Hiszpanie dostarczą bomby Saudyjczykom. Stoczniowcy przerywają protest


Rząd Hiszpanii, pomimo protestów organizacji obrońców praw człowieka, dostarczy siłom zbrojnym Arabii Saudyjskiej 400 bomb w ramach niezrealizowanego dotychczas kontraktu z 2015 roku.

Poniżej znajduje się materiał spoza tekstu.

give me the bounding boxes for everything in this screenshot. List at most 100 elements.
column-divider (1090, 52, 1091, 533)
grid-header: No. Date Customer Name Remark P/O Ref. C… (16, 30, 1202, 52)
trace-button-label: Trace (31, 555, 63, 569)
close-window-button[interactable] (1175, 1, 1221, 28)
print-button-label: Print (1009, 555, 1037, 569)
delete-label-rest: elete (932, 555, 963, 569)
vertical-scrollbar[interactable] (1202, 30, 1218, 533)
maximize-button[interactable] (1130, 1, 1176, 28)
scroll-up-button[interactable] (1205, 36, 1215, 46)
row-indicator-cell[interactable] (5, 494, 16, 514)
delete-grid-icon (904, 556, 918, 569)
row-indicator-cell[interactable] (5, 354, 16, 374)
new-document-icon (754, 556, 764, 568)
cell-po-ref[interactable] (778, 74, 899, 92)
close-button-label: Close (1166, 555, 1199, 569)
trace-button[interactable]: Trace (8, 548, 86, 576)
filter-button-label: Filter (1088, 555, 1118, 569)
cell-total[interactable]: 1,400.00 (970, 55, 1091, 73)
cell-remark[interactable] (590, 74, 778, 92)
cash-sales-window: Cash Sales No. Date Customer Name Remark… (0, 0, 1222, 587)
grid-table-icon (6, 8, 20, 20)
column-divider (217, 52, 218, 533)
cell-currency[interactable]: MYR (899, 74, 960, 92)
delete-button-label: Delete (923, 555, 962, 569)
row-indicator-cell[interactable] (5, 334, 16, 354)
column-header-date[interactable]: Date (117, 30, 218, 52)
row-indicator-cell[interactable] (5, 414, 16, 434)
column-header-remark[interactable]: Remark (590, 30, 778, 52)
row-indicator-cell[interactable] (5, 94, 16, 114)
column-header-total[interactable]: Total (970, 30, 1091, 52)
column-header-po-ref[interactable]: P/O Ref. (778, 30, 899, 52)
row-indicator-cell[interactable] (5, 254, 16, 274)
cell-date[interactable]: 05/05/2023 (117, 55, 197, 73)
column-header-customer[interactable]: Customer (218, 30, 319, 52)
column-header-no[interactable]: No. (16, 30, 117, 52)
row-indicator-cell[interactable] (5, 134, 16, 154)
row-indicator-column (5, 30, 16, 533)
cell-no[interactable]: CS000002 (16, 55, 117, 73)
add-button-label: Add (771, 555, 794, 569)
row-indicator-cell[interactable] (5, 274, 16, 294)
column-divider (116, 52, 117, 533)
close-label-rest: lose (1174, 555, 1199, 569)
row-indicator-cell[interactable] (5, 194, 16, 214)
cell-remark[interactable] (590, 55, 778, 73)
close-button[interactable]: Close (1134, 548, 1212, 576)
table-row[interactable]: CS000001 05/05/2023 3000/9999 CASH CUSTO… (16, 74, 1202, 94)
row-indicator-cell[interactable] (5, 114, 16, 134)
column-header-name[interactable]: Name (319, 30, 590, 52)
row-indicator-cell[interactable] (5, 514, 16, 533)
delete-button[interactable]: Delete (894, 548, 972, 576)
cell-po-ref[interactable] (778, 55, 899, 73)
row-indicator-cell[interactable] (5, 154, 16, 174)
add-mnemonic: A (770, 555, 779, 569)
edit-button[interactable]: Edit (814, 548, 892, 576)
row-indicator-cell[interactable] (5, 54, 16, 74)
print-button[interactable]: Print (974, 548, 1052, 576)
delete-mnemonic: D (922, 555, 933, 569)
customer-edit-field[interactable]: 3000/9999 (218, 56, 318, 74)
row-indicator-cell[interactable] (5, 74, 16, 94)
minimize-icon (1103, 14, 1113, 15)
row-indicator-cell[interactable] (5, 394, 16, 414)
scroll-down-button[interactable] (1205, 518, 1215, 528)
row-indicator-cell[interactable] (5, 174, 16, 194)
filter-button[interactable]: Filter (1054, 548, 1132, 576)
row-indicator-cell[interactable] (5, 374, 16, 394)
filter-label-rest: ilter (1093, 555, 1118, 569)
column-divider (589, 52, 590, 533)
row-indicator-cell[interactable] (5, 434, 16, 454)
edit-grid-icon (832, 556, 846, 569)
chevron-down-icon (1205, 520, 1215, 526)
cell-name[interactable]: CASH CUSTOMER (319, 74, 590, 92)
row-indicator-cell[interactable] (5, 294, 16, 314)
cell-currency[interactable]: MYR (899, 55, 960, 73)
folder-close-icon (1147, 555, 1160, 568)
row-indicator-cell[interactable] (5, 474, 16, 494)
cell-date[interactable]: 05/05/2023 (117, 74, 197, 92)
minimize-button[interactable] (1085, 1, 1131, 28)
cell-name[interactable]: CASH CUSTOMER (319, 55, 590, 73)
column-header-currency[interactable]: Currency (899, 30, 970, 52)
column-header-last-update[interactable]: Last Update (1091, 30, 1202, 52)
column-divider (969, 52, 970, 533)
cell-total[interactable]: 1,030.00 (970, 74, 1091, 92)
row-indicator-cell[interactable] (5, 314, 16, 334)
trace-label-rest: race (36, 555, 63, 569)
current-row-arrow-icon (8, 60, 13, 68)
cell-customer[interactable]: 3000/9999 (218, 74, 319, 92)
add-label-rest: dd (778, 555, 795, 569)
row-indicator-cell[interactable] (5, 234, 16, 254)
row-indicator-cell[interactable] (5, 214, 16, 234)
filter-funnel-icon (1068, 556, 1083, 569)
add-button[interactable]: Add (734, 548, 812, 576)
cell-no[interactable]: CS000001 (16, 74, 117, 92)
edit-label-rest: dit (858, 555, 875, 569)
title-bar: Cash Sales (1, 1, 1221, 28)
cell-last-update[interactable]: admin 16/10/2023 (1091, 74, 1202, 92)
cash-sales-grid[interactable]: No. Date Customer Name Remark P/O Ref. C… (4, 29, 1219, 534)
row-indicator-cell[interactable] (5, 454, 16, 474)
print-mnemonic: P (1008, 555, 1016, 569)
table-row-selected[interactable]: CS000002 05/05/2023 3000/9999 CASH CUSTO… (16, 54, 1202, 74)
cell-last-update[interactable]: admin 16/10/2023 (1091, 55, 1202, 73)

Szef hiszpańskiego MSZ Josep Borrell potwierdził dostawę broni dla Rijadu.

Jak poinformował na antenie radia Onda Cero Josep Borrell, rząd premiera Pedra Sancheza nie dopatrzył się żadnych nieprawidłowości w podpisanym kontrakcie na dostawę 400 bomb naprowadzanych laserowo.

Szef hiszpańskiego MSZ przyznał, że ewentualne zerwanie umowy mogłoby poważnie zaszkodzić hiszpańsko-saudyjskiej współpracy handlowej.

Saudyjczycy uderzają w ludność cywilną

Minister Borrell wyjaśnił, że znajdujące się obecnie na terenie Aragonii bomby dla armii saudyjskiej zostaną przekazane, "by wypełnić zawarte porozumienie". W sytuacji zerwania kontraktu Madryt musiałby zwrócić Rijadowi 9,2 mln euro.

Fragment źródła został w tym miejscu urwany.